Press Release Your Luck | Join the Voyager

Even these days, with self-publishing so regrettably prevalent, it isn't easy to turn that manuscript you've been tip-tapping away at for the better part of a decade into something substantial: into a book, with a cover, media-savvy marketing materials and a purposeful publicity push to get it into stores other than Amazon, and hands other than those of your immediate family.

A large part of the problem is that no publisher in its right mind is going to open the floodgates to unagented submissions. Maybe things have changed since I last looked into it, but the act of convincing an agent that he or she has a chance of successfully selling the fruits of your fingers has ever been an almighty obstacle, and a dam against the inexorable flood of utter rubbish.

Every now and then, though, an organisation will break with tradition, presumably looking for precious gems amidst all that filth. Angry Robot Books have opened their doors before, to widespread applause, and now, divisions of Harper Voyager in the UK, the US and Australia have joined forces to do it all over again.

Have a gander at the press release for more details:
"In this time of accelerated evolution in the field of digital publishing, the editorial leaders of Harper Voyager in the United Kingdom, United States and Australia are delighted to announce an exciting joint venture that will offer talented aspiring writers the chance to join the global science fiction and fantasy imprint.

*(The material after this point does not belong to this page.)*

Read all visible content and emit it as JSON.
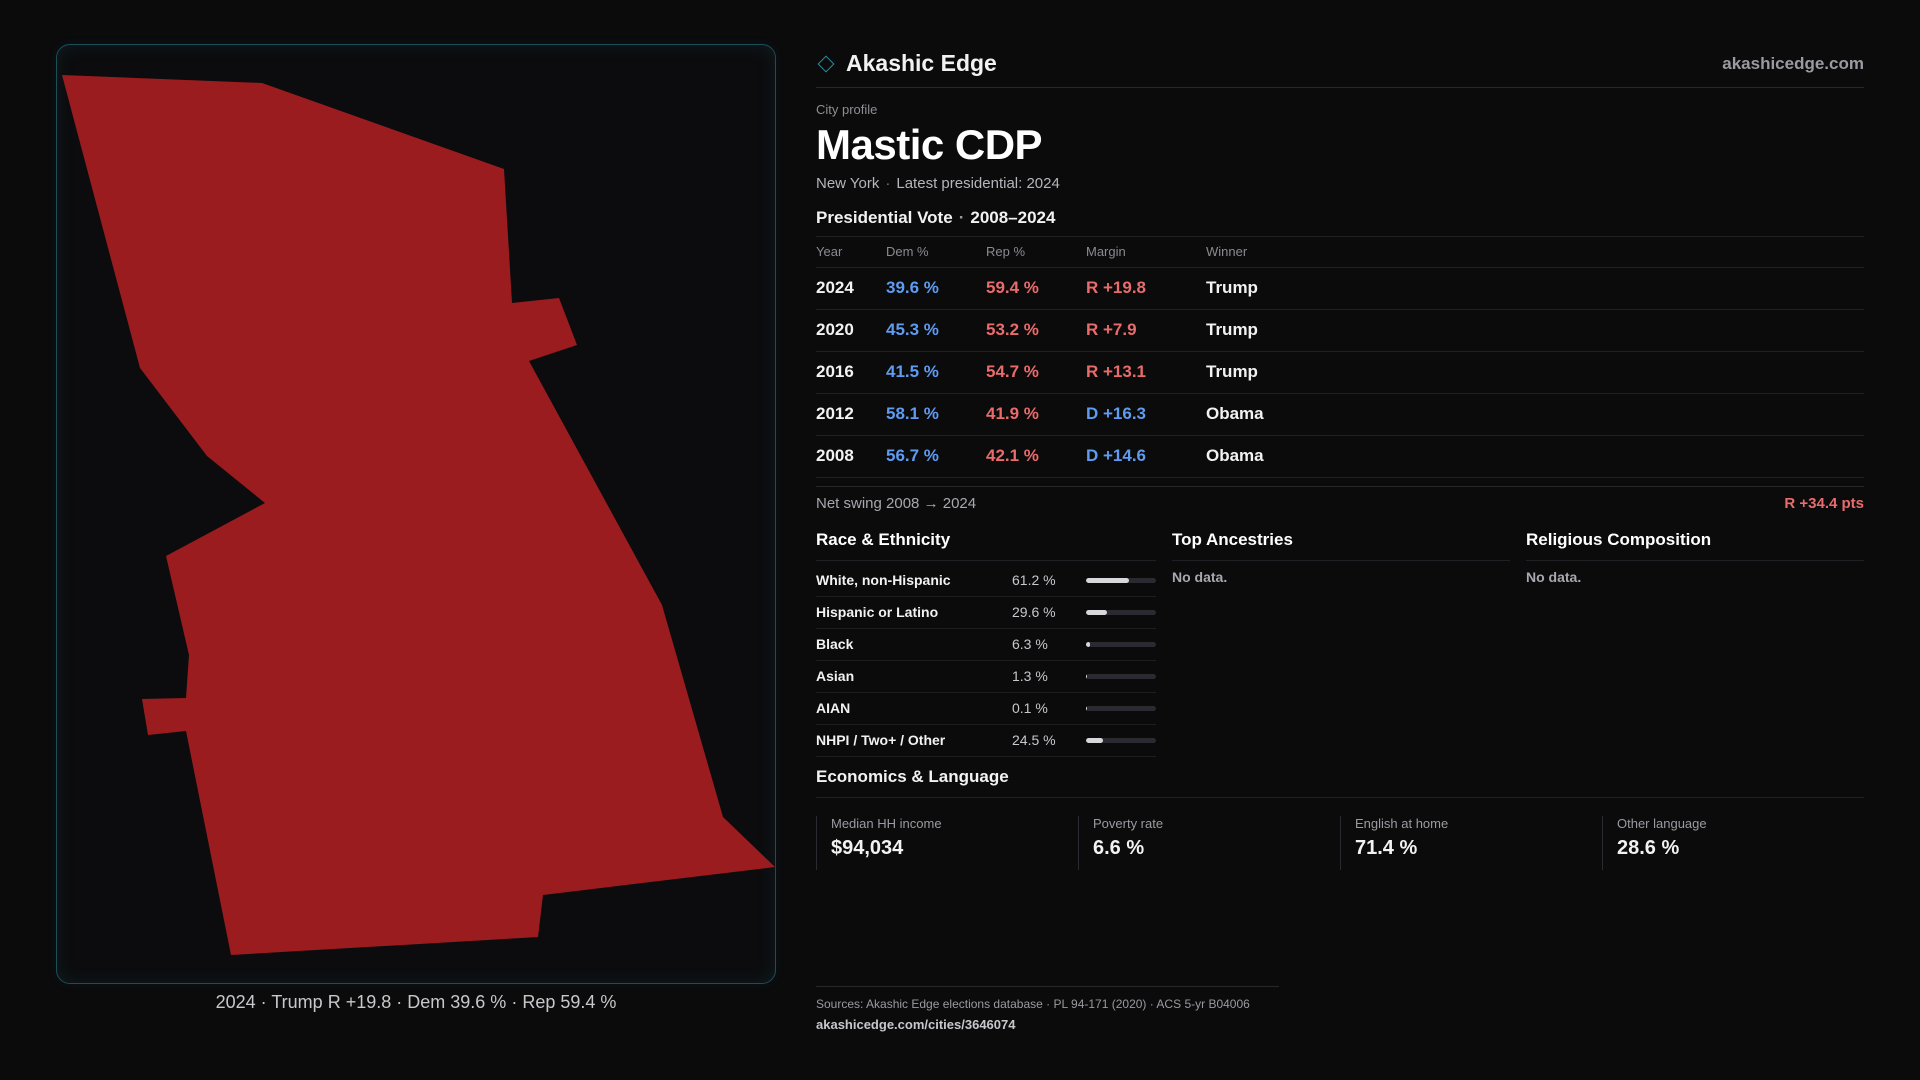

"For the first time in over a decade, Harper Voyager is offering writers the chance to submit full, unagented manuscripts for a limited two-week period. The publisher is seeking new authors with fresh voices, strong storytelling abilities, original ideas and compelling story-lines. Harper Voyager is home to some of the biggest names in science fiction and fantasy, including George R. R. Martin, Kim Harrison, Raymond E. Feist, Robin Hobb, Richard Kadrey, Sara Douglass, Peter V. Brett and Kylie Chan, among others.

"The submission portal [...] will be open from the 1st to the 14th of October 2012. The manuscripts will then be read and those most suited to the global Harper Voyager list will be selected jointly by editors in the USA, UK and Australia. Accepted submissions will benefit from the full publishing process: accepted manuscripts will be edited; and the finished titles will receive online marketing and sales support in World English markets.

"Voyager will be seeking an array of adult and young adult speculative fiction for digital publication, but particularly novels written in the epic fantasy, science fiction, urban fantasy, horror, dystopia and supernatural genres. Submission guidelines and key information can be found at"
Much as I sympathise with the slush readers one can only imagine Harper will have to hire on worldwide for this epic endeavour, I love that this sort of this seems to be becoming a tradition. A year-round open door sounds like a recipe for disaster, quite frankly, so there needs be some compromise, and if you ask me, declaring a brief free-for-all is exactly the way to go.

In short, if you've been looking for the chance of a lifetime of late, then make no mistake, my fellow wannabe authors: this is very probably it.


  1. Crap, that only gives me 2 weeks to revise and polish . . . better stop procrastinating. :)

  2. It's awesome that more publishing companies seem to be getting on board with this. It gives people more of a chance. True, it does require a buttload of work for them in seperating the wheat from the chaff, so to speak, but I love that they're giving people such an awesome chance.

    Makes me think that I should buckle down and actually get back to writing more. I might actually have a legit chance someday, at this rate!

  3. Hmm... You know, I looked, and can't find the actual contractuals anywhere. If they aren't offering an advance and/or something approaching a decent royalty split (net 50%) then I would have to pass... and so should you.

    Why, you ask? Because there's no guarantee of a print edition. Without the guarantee of getting your physical book into physical bookstores, it's just a bad deal all around.

    In this one thing if nothing else, please trust me. I'm one of a very few that has had an e-book only contract with a major publisher. It's just not worth it.